Lastly, as a sidenote, Taryn, Ingrid and I are reading Eldridge Cleaver for another class this week, and I found myself constantly returning to his text and putting him in conversation with “dissident citizenship”. The two approaches are diametrically opposed in many ways. In terms of the ‘genderedness’ of dissent MLK’s initial problems and hesitations to convince his fellow campaigners to adopt non-violence because it was seen as ‘unmanly’ is very interesting in conjuncture with Cleaver.
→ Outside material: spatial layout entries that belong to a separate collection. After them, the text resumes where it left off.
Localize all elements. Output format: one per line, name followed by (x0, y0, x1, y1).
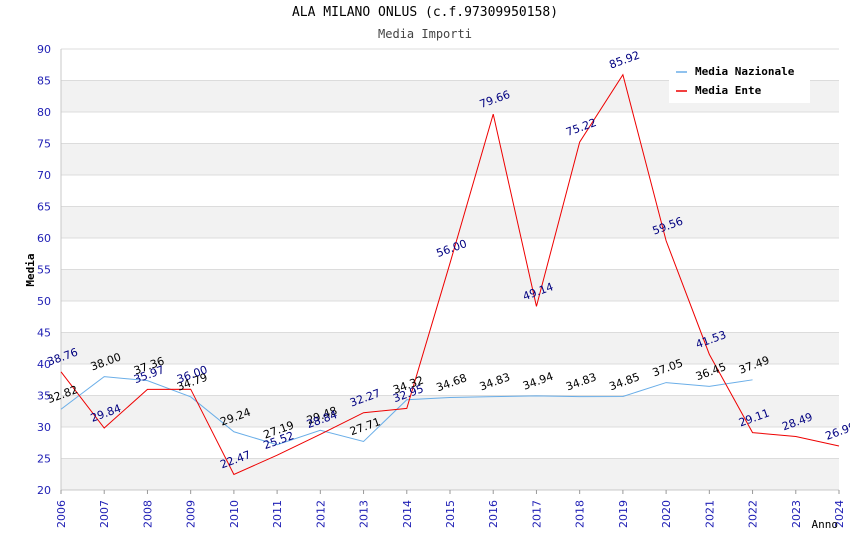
y-tick-label: 65 (37, 201, 51, 214)
y-tick-label: 75 (37, 138, 51, 151)
plot-band (61, 143, 839, 175)
y-tick-label: 85 (37, 75, 51, 88)
y-tick-label: 50 (37, 295, 51, 308)
x-tick-label: 2018 (574, 500, 587, 528)
y-tick-label: 30 (37, 421, 51, 434)
x-tick-label: 2014 (401, 500, 414, 528)
x-tick-label: 2017 (530, 500, 543, 528)
plot-band (61, 269, 839, 301)
x-tick-label: 2013 (358, 500, 371, 528)
y-tick-label: 60 (37, 232, 51, 245)
y-axis-ticks: 20 25 30 35 40 45 50 55 60 65 70 75 80 85 90 (37, 43, 51, 497)
y-tick-label: 90 (37, 43, 51, 56)
x-tick-label: 2021 (703, 500, 716, 528)
legend: Media Nazionale Media Ente (669, 59, 810, 103)
y-axis-label: Media (24, 253, 37, 286)
series-line-media-nazionale (60, 376, 753, 446)
y-tick-label: 40 (37, 358, 51, 371)
x-tick-label: 2024 (833, 500, 846, 528)
plot-band (61, 206, 839, 238)
legend-label: Media Ente (695, 84, 762, 97)
chart-title: ALA MILANO ONLUS (c.f.97309950158) (291, 5, 559, 20)
x-axis-label: Anno (812, 518, 839, 531)
x-tick-label: 2022 (747, 500, 760, 528)
y-tick-label: 35 (37, 390, 51, 403)
x-tick-label: 2008 (141, 500, 154, 528)
plot-band (61, 458, 839, 490)
x-tick-label: 2007 (98, 500, 111, 528)
x-tick-label: 2023 (790, 500, 803, 528)
x-tick-label: 2010 (228, 500, 241, 528)
plot-band (61, 395, 839, 427)
chart-subtitle: Media Importi (378, 27, 472, 41)
y-tick-label: 55 (37, 264, 51, 277)
y-tick-label: 25 (37, 453, 51, 466)
x-tick-label: 2020 (660, 500, 673, 528)
x-tick-label: 2015 (444, 500, 457, 528)
plot-bands (61, 49, 839, 490)
x-tick-label: 2006 (55, 500, 68, 528)
y-tick-label: 45 (37, 327, 51, 340)
x-tick-label: 2012 (314, 500, 327, 528)
y-tick-label: 70 (37, 169, 51, 182)
y-tick-label: 80 (37, 106, 51, 119)
series-group (60, 73, 840, 476)
x-tick-label: 2009 (185, 500, 198, 528)
x-tick-label: 2016 (487, 500, 500, 528)
x-tick-label: 2019 (617, 500, 630, 528)
y-tick-label: 20 (37, 484, 51, 497)
legend-label: Media Nazionale (695, 65, 795, 78)
legend-box (669, 59, 810, 103)
series-line-media-ente (60, 73, 840, 476)
plot-band (61, 332, 839, 364)
x-axis-ticks: 2006 2007 2008 2009 2010 2011 2012 2013 2014 2015… (55, 490, 846, 528)
x-tick-label: 2011 (271, 500, 284, 528)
Antigone and Ismene’s Sororal Agonism

I have found this text interesting but I am still working out the importance of Honig’s intervention, similar to Lisa, reading Antigone Interrupted is the first time I am encountering the Greek myth and the stakes of her text. I am more familiar with the story and the reception of her father, Oedipus, and the circulation of his story within psychoanalytic theory and analysis. Nonetheless, Honig’s re-reading of Antigone against the grain provides an interesting reading that both takes in the play at the level of the text and importantly relies upon receptions of the play to develop her radical repositioning of Antigone as conspirator. More specifically I am interested what Honig calls “sororal agonism” a term she develops by doing a double reading of a scene between Antigone and Ismene, she argues:

“Antigone’s accusations against Ismene operate as a double entendre that is nothing short of brilliant. Instead of a set of flat accusation leveled unlovingly at to her unjustly despised sister (dominate reading), Antigone’s words in this scene convey a series of complex realizations and strategies. Perhaps for the first time, it is dawning on Antigone that Ismene, now ready to share her punishment, may be the performer of the first burial, still unexplained” (165).

The power of this movement by Honig, signals the capacious possibilities inherit for a politics based on shared feelings. One that creates the ground for a fugitive collectivity in two of Honig’s moves, (1) she disavows the state (Creon) and (2) makes a politics of lamentation an active political maneuver against the reading of Antigone as a vulnerable and individual political actor.